Normally, it’s redshirt sophomore guard Duncan Robinson who puts on a 3-point-shooting clinic at Crisler Center.

But Saturday, that role belonged to a different 3-point specialist: Michigan State guard Bryn Forbes.

Forbes connected on his first five attempts from downtown and finished the game with eight 3s on his way to a team-high 29 points, and the 10th-ranked Spartans in total shot a blistering 14-for-22 from beyond the arc in the game to capture the 89-73 victory. The one-sided loss was the Wolverines’ second this week, coming just five days after they allowed a 28-0 run and fell to Indiana.

“It’s very frustrating no matter who we’re playing,” said junior forward Zak Irvin. “But especially Michigan State, we really wanted to win this game … especially when we’ve got them laughing at us on our home court. These past two games, teams have just punked us. We can’t let that happen.”

National Player of the Year candidate Denzel Valentine was his usual do-it-all self for Michigan State, flirting with a triple-double with 21 points, eight assists and nine rebounds. Valentine proved difficult to stop even when double-teamed, as he knocked down an improbable rainbow jumper early in the first half with four Michigan hands in his face.

The Wolverines, meanwhile, struggled to find a shooting rhythm, missing their next eight 3-point attempts after junior guard Derrick Walton Jr. knocked down a triple for their first points of the game. They finished 4-for-16 from beyond the arc in the first half.

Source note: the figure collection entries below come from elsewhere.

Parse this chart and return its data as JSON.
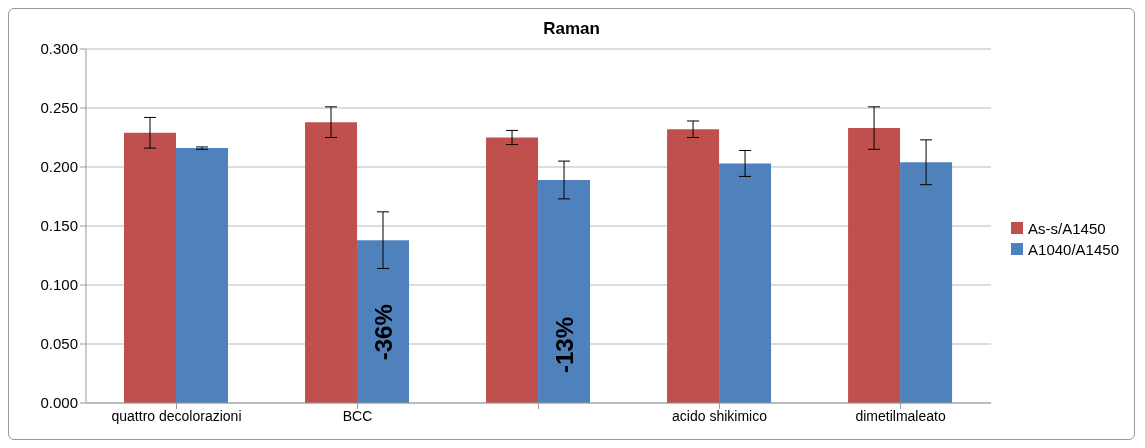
{
  "chart_data": {
    "type": "bar",
    "title": "Raman",
    "categories": [
      "quattro decolorazioni",
      "BCC",
      null,
      "acido shikimico",
      "dimetilmaleato"
    ],
    "series": [
      {
        "name": "As-s/A1450",
        "color": "#c0504d",
        "values": [
          0.229,
          0.238,
          0.225,
          0.232,
          0.233
        ],
        "errors": [
          0.013,
          0.013,
          0.006,
          0.007,
          0.018
        ]
      },
      {
        "name": "A1040/A1450",
        "color": "#4f81bd",
        "values": [
          0.216,
          0.138,
          0.189,
          0.203,
          0.204
        ],
        "errors": [
          0.001,
          0.024,
          0.016,
          0.011,
          0.019
        ]
      }
    ],
    "annotations": [
      {
        "text": "-36%",
        "x": "BCC",
        "y": 0.06
      },
      "-13%"
    ],
    "ylim": [
      0,
      0.3
    ],
    "yticks": [
      {
        "value": 0,
        "label": "0.000"
      },
      {
        "value": 0.05,
        "label": "0.050"
      },
      {
        "value": 0.1,
        "label": "0.100"
      },
      {
        "value": 0.15,
        "label": "0.150"
      },
      {
        "value": 0.2,
        "label": "0.200"
      },
      {
        "value": 0.25,
        "label": "0.250"
      },
      {
        "value": 0.3,
        "label": "0.300"
      }
    ],
    "grid": "y",
    "legend": "right"
  }
}
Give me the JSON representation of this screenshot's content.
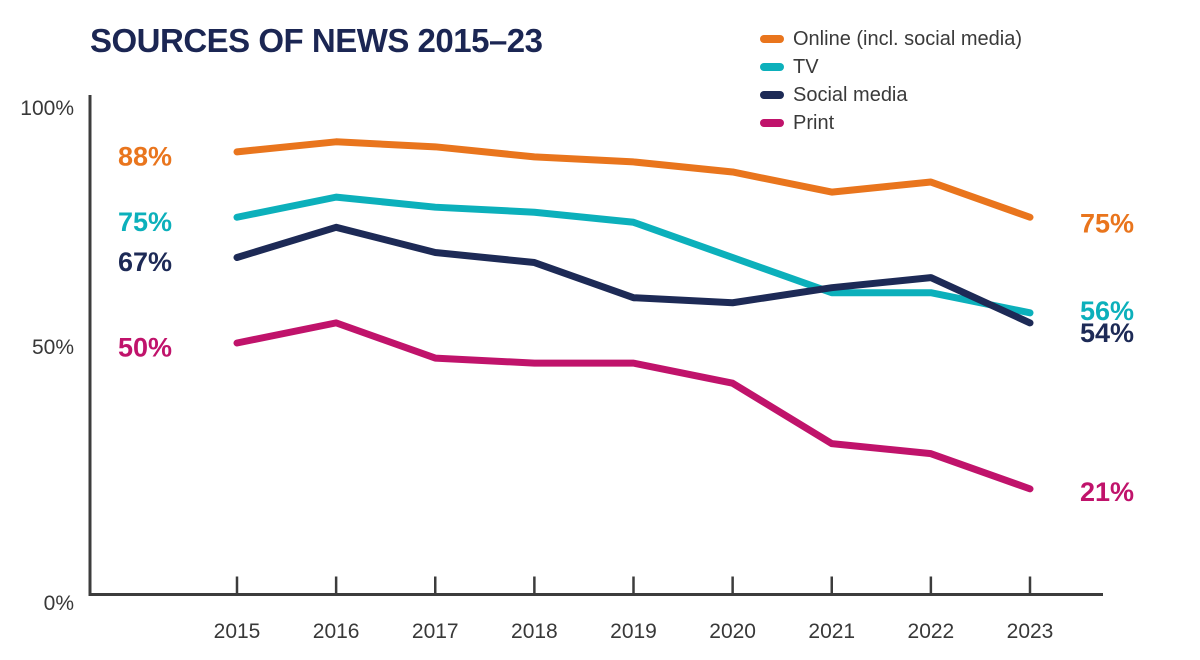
{
  "title": "SOURCES OF NEWS 2015–23",
  "colors": {
    "online": "#E9751D",
    "tv": "#0CB0BB",
    "social_media": "#1D2A56",
    "print": "#C0136B",
    "title_text": "#1B2653",
    "axis": "#3C3C3C",
    "tick_label_text": "#383838",
    "legend_text": "#3A3A3A",
    "background": "#FFFFFF"
  },
  "legend": {
    "position": "top-right",
    "items": [
      {
        "label": "Online (incl. social media)",
        "color": "#E9751D"
      },
      {
        "label": "TV",
        "color": "#0CB0BB"
      },
      {
        "label": "Social media",
        "color": "#1D2A56"
      },
      {
        "label": "Print",
        "color": "#C0136B"
      }
    ]
  },
  "chart_data": {
    "type": "line",
    "title": "SOURCES OF NEWS 2015–23",
    "categories": [
      "2015",
      "2016",
      "2017",
      "2018",
      "2019",
      "2020",
      "2021",
      "2022",
      "2023"
    ],
    "xlabel": "",
    "ylabel": "",
    "ylim": [
      0,
      100
    ],
    "grid": false,
    "legend_position": "top-right",
    "y_ticks": [
      {
        "value": 0,
        "label": "0%"
      },
      {
        "value": 50,
        "label": "50%"
      },
      {
        "value": 100,
        "label": "100%"
      }
    ],
    "series": [
      {
        "name": "Online (incl. social media)",
        "color": "#E9751D",
        "values": [
          88,
          90,
          89,
          87,
          86,
          84,
          80,
          82,
          75
        ],
        "start_label": "88%",
        "end_label": "75%"
      },
      {
        "name": "TV",
        "color": "#0CB0BB",
        "values": [
          75,
          79,
          77,
          76,
          74,
          67,
          60,
          60,
          56
        ],
        "start_label": "75%",
        "end_label": "56%"
      },
      {
        "name": "Social media",
        "color": "#1D2A56",
        "values": [
          67,
          73,
          68,
          66,
          59,
          58,
          61,
          63,
          54
        ],
        "start_label": "67%",
        "end_label": "54%"
      },
      {
        "name": "Print",
        "color": "#C0136B",
        "values": [
          50,
          54,
          47,
          46,
          46,
          42,
          30,
          28,
          21
        ],
        "start_label": "50%",
        "end_label": "21%"
      }
    ]
  }
}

Michigan (7-4 Big Ten, 17-7 overall) found itself down 32-15 after Forbes’ fifth 3-pointer, but the Wolverines made a late push to cut the lead to 11 following a stretch in which the Spartans lost three turnovers in under two minutes and Forbes missed his first two shots of the game.

The half closed on a 3-point shooting battle between Walton and Forbes, with each player hitting two triples in a 50-second span before Walton missed a shot at the buzzer and sent the Wolverines into the locker room trailing by 16 points. They weren’t able to recover in the second.

Thanks to their two-big man set of freshman Deyonta Davis and senior Matt Costello, the Spartans (7-4, 20-4) also had a significant advantage down low, which they finally exploited in the second frame to put their in-state rival away.

Costello took it to Michigan junior forward Mark Donnal early in the half, scoring the Spartans’ first six points after being limited to just one in the first. Donnal, clearly overmatched, wound up picking up his third foul and sat on the bench for the remainder of the half.

“We have to get to the point where enough is enough,” Irvin said. “We have to have the mentality that we have to play defense in order to win games, especially against these past two opponents that we’ve played. We’re not just gonna beat people by shooting 3s and making jump shots.”

Behind Irvin — who scored 12 points in the second half and a team-high 19 in the game — the Wolverines made a small effort to stay in the game, but a 3-pointer from freshman Matt McQuaid and a steal-turned-fast-break dunk from Costello brought the Spartans’ lead to 69-42 with just over 10 minutes to play.

Costello made a face at the CBS television camera below the basket, knowing the game was effectively over.

He was right. The Spartans hardly let up from there, only allowing a futile 14-2 Michigan run in garbage time to cut the deficit to 16 — the Wolverines’ second straight double-digit home loss.

Michigan was without star senior guard Caris LeVert for the 10th straight game due to injury, but coach John Beilein refused to make any excuses, branding Indiana and Michigan State as elite teams.

The Wolverines have shown glimpses of being able to play with elite teams — it has only been a month since they beat then-No. 3 Maryland at home without LeVert — but they are now left trying to find a way to fix things after getting overwhelmed this week.

“We really just need to do some soul-searching,” Irvin said. “We’ve gotta get back on track. It’s been a tough week for us, and no one’s gonna feel sorry for us. We’re just gonna learn from this experience and move on.”